Suhu kota-kota di Indonesia terbilang tinggi pada masa pancaroba ini. Data Accu Weather mencatat, suhu terasa hingga 37 derajat Celsius di Jakarta dan 44 derajat Celsius di Semarang pada siang-sore hari, Jumat (9/5).
Suhu tinggi pada masa pancaroba memang sesuatu yang normal. Namun, Climate Data World Bank menunjukkan bahwa suhu Indonesia secara rata-rata mengalami peningkatan dalam kurun waktu 100 tahun terakhir.
Kepala Pusat Perubahan Iklim dan Kualitas Udara, Badan Meteorologi, Klimatologi, dan Geofisika, Edvin Aldrian dan pakar meteorologi Institut Teknologi Bandung, Zadrach Ledoufij Dupe, mengatakan bahwa manusia berkontribusi pada peningkatan suhu tersebut.
Climate Data World Bank mengungkap bahwa suhu terendah sepanjang tahun rata-rata antara tahun 1900 - 1930 adalah 24,6 derajat celsius. Sementara, suhu tertinggi sepanjang tahun rata-rata adalah 25,4 derajat celsius.
Temperatur terus mengalami peningkatan. Dalam kurun waktu antara 1960 - 1990, suhu terendah rata-rata adalah 25,4 derajat celsius, sementara suhu tertinggi rata-rata adalah 26,2 derajat celsius.
Antara tahun 1990-2009, suhu terendah rata-rata mencapai 25,9 derajat Celsius. Suhu tertinggi rata-rata mencapai 26,5 derajat Celsius. Temperatur terendah dalam kurun waktu itu melebihi temperatur tertinggi antara tahun 1900 - 1930.
"Peningkatan suhu paling terasa di kota-kota besar. Wilayah Jakarta Utara dan Jakarta Pusat adalah salah satu yang mengalami peningkatan besar," ungkap Edvin saat dihubungi Kompas.com, hari Jumat (9/5).

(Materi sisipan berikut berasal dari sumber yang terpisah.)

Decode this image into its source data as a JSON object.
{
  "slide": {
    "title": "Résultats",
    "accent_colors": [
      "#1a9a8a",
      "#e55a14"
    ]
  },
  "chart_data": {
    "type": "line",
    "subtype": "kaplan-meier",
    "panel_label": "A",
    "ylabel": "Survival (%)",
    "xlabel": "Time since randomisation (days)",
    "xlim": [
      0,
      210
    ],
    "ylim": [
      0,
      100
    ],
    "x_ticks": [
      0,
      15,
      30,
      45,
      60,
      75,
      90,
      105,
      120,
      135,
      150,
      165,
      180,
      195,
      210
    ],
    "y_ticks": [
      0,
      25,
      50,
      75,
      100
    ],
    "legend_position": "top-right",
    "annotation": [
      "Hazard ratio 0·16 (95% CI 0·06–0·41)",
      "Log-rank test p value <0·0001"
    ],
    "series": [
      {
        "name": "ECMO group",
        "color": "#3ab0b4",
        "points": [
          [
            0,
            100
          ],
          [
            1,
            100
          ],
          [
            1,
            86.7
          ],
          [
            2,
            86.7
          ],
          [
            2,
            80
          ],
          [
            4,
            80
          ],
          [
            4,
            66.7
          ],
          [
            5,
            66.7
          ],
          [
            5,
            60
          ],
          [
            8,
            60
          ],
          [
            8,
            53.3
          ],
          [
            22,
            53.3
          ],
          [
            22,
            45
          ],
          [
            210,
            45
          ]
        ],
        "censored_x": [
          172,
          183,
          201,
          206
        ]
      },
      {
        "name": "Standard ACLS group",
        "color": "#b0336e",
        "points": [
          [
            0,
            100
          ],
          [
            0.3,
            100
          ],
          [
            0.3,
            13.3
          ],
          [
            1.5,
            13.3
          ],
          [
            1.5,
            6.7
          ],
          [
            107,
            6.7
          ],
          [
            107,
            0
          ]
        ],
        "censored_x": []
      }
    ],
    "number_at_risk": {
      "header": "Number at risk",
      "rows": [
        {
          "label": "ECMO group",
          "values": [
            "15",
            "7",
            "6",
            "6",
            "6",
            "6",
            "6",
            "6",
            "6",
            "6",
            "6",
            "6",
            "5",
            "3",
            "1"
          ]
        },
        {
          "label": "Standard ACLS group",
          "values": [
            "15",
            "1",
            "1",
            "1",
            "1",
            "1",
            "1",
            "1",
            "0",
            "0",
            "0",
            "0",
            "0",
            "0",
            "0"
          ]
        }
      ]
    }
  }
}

Edvin mengungkapkan, BMKG melakukan pemantauan suhu minimum harian (mencatat suhu sekitar pukul 03.00 dini hari) dan suhu maksimum harian (mencatat suhu sekitar pukul 14.00 - 15.00) selama beberapa dekade.
"Suhu minimum meningkat cepat, sementara suhu maksimum lebih lambat. Akibat peningkatan ini, perbedaan suhu minimum dan maksimum semakin kecil. Ini memengaruhi fenomena angin darat dan angin laut sehingga turut berkontribusi pada panas yang dirasakan," urainya.

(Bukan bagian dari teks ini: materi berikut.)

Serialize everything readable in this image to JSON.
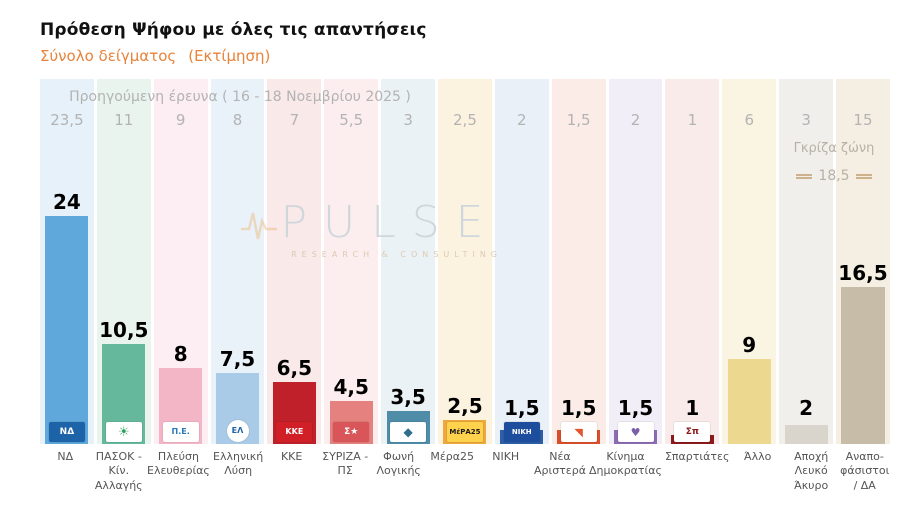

Zadrach mengatakan, peningkatan suhu juga menunjukkan bahwa pemanasan global dan perubahan iklim memang terjadi, berdampak di wilayah Indonesia dan tak terbantahkan lagi. Dan, manusia berkontribusi pada terjadinya hal tersebut.
"Tahun 1900, populasi Indonesia masih sedikit, kendaraan bermotor belum ada. Sekarang, populasi sangat besar, Jawa saja sudah 100 juta. Kebutuhan juga bertambah, kendaraan bertambah," kata Zadrach.
Iklim dipengaruhi oleh faktor hidrosfer, biosfer, atmosfer, dan geologi. Dalam kurun waktu 100 tahun belakangan, manusia Indonesia melakukan perubahan besar-besaran pada faktor-faktor tersebut.
"Kita mendirikan industri dan memakai kendaraan, melepaskan emisi, membuat atmosfer berubah. Kita membuka hutan, menambang, membuat permukaan bumi dan biosfer berubah. Sungai dibendung, waduk diurug, hidrosfer berubah," jelas Zadrach. "Iklim kita memang berubah dan manusia berperan dalam perubahan itu," ungkap Zadrach. Panas di kota besar, banjir, anomali cuaca merupakan beberapa wujud perubahan iklim di mana manusia ikut memacunya.
Apakah kemudian kita bisa mengembalikan kondisi? Zadrach mengungkapkan, "bisa." Caranya adalah meminimalkan aktivitas yang menghasilkan sesautu yang bisa mengubah faktor-faktor iklim.
"Kita harus kendalikan populasi. Program keluarga berencana itu menjadi penting. Kalau manusia bertambah, kebutuhannya juga terus bertambah, dan itu menekan lingkungan. Jangan lagi membuka hutan. Hutan, sawah, dan sungai harus dilestarikan," katanya.